Today, JPMorgan Chase & Co. will host an investor day during which it will showcase some of its new, cool innovations.
Too bad the bank can’t get a simple telephone call right.
Let me explain. I have a 101-year-old grandaunt. She still has her wits about her, but at 101, she’s not training for any marathon. She has a one-year CD with Chase that automatically rolls over. Now how exactly Chase sold an elderly woman a year-long CD with a rate of — I kid you not — 0.02% is beyond me. But let’s leave that small detail for a moment.
As my grandaunt approaches her 102nd birthday in April, I learned about this CD and determined that (obviously) it needs to be terminated at maturity.
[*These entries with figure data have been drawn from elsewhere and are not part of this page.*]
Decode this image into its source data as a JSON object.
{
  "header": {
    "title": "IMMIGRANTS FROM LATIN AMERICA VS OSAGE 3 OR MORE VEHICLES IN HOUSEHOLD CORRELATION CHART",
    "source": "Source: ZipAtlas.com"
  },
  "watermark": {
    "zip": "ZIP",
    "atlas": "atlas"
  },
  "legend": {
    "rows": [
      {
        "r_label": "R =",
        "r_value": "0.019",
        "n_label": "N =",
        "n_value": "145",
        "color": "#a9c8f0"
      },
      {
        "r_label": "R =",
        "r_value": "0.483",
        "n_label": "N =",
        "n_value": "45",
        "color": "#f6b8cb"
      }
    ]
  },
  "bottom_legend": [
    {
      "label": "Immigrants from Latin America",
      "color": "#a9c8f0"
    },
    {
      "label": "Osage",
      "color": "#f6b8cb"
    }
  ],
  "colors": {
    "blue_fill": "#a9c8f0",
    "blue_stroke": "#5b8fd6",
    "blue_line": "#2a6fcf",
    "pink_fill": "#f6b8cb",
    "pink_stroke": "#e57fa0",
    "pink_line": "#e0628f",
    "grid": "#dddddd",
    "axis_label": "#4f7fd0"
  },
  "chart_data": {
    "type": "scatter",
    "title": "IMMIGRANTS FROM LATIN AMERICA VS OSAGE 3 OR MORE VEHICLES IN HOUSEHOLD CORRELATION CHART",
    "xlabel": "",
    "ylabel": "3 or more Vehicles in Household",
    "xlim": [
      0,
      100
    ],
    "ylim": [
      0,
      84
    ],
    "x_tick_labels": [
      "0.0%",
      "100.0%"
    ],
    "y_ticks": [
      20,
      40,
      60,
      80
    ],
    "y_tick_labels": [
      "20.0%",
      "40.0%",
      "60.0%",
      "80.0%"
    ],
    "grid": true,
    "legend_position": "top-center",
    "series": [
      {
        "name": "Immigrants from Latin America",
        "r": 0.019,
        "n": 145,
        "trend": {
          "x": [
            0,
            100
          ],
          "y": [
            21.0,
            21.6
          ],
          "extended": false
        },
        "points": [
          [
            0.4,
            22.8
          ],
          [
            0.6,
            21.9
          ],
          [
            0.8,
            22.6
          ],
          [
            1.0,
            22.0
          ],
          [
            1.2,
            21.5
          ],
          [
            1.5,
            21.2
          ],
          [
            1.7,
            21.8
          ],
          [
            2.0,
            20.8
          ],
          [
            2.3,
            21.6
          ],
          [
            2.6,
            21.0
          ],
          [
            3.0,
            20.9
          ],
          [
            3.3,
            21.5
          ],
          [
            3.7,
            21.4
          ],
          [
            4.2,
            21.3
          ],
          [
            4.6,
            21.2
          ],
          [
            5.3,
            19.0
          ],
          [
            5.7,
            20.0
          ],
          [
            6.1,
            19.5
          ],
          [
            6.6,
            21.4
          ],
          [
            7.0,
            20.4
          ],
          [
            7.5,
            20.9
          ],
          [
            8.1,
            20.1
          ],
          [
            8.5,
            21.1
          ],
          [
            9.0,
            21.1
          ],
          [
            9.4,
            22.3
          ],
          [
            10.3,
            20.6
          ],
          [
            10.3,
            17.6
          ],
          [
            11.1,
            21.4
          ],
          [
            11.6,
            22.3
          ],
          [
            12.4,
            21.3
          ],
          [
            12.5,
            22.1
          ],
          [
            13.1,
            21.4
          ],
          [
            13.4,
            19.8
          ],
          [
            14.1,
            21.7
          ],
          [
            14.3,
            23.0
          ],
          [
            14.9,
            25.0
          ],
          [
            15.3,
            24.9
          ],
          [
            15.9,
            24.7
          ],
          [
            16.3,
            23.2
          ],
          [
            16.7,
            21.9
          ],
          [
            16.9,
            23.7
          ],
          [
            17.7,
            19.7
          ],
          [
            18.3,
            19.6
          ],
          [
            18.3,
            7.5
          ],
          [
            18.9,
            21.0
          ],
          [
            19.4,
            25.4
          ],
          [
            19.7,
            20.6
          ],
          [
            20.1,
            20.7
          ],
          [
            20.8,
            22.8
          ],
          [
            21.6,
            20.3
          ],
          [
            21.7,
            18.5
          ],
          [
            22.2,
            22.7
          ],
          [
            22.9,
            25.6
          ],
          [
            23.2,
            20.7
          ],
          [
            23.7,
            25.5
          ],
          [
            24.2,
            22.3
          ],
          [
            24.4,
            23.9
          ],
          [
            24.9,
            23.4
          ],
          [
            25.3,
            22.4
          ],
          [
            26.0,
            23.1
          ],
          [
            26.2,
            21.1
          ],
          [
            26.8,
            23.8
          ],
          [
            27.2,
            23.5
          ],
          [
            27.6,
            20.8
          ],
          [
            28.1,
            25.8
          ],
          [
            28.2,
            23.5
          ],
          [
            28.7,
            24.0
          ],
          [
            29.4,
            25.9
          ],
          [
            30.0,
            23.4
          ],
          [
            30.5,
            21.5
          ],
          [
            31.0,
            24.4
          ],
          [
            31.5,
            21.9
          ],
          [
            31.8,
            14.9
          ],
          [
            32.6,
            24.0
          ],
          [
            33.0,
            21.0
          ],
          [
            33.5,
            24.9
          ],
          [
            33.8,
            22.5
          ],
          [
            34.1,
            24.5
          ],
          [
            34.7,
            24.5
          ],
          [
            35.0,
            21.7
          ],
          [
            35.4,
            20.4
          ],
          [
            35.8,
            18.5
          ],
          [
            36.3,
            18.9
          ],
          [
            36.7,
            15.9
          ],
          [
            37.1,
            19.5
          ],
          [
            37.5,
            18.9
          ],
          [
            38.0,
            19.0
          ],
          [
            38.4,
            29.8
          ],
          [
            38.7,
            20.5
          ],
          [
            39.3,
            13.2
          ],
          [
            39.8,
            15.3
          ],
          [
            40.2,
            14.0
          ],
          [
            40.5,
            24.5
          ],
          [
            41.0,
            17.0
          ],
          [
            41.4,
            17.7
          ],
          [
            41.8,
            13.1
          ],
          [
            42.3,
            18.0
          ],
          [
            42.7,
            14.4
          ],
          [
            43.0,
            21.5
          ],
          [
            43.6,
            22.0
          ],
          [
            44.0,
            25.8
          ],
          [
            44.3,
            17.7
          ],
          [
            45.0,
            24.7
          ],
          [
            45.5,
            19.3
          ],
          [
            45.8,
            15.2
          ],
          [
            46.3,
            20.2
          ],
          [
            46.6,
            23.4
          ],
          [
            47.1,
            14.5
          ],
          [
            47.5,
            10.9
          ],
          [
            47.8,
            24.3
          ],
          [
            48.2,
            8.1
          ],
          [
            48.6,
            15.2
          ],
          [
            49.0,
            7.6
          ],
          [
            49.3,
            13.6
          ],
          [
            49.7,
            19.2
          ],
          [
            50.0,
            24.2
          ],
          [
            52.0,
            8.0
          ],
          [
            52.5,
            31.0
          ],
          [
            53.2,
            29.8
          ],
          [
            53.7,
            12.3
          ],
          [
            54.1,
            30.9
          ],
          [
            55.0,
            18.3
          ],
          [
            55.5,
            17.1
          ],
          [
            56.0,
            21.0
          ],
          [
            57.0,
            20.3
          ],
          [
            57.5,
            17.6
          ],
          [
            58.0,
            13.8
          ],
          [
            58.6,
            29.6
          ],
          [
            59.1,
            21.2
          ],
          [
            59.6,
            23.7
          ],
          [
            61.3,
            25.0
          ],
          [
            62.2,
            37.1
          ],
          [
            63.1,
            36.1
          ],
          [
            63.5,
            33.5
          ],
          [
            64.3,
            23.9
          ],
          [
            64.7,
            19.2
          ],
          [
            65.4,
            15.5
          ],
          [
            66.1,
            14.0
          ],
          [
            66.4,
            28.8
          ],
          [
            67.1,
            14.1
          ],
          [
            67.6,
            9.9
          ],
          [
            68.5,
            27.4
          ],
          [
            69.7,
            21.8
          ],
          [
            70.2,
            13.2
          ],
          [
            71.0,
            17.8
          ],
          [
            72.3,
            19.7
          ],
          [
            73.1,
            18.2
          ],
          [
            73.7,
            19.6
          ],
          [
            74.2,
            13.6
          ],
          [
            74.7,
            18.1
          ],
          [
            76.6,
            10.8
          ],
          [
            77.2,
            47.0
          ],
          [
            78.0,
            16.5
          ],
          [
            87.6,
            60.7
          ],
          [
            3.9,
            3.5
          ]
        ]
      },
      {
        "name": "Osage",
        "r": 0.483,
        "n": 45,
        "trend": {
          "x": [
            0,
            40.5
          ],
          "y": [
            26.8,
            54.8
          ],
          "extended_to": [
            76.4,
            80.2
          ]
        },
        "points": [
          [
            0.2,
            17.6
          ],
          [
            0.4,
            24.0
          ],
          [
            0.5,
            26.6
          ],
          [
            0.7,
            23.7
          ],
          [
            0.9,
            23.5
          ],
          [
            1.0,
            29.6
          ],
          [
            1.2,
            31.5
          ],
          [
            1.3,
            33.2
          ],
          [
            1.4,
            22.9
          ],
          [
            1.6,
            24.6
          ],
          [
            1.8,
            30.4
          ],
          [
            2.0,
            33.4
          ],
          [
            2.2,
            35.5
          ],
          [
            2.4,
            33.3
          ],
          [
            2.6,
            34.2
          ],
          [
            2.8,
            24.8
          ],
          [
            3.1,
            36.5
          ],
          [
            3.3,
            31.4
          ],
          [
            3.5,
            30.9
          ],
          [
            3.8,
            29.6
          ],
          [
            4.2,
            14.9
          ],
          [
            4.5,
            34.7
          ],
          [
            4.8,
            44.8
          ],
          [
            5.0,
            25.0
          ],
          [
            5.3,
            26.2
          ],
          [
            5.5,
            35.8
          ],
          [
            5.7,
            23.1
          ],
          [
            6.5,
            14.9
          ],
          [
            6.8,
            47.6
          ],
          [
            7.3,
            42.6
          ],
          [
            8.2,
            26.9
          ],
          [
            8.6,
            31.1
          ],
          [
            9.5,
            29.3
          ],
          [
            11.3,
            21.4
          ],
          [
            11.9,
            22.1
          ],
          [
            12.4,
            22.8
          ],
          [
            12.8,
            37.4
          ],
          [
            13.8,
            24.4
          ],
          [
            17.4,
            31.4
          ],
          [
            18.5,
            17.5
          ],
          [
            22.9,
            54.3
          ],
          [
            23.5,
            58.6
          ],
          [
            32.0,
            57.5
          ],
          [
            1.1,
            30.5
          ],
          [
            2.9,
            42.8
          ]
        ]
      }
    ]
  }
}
I mean, she’s not saving for the long term, people.
I called Chase.
“You or she needs to go to the branch” to terminate the CD, I was told.
“She’s almost 102,” I said. “She can’t get to the branch.”
“Well, you could talk to someone in the branch,” Chase said.
“OK, please have someone from the branch call me — I can give you my cell number,” I said.
“Oh, no, we can’t do that.”
“What do you mean you can’t do that?”
“I can’t have someone call you.”
“How is that possible? Chase is a business — you can’t call people you do business with?”
“No, you are going to have to call the branch yourself.”
“You realize it is 2017, and you are telling me Chase can’t call a customer?”
I got no response to that last question.
It is simply insane that a bank with a market capitalization of $323 billion cannot take a message and have someone from a branch call back a customer. For all of the proclamations about JPM’s technology prowess from Jamie Dimon, the bank’s CEO, there is this sort of nonsense that remains bank standard operating procedure. It is a disappointment, and in my opinion, makes all the bank’s other technology achievements moot. If you aren’t going to help a 101-year-old Holocaust survivor living in Queens, N.Y., you aren’t helping anyone.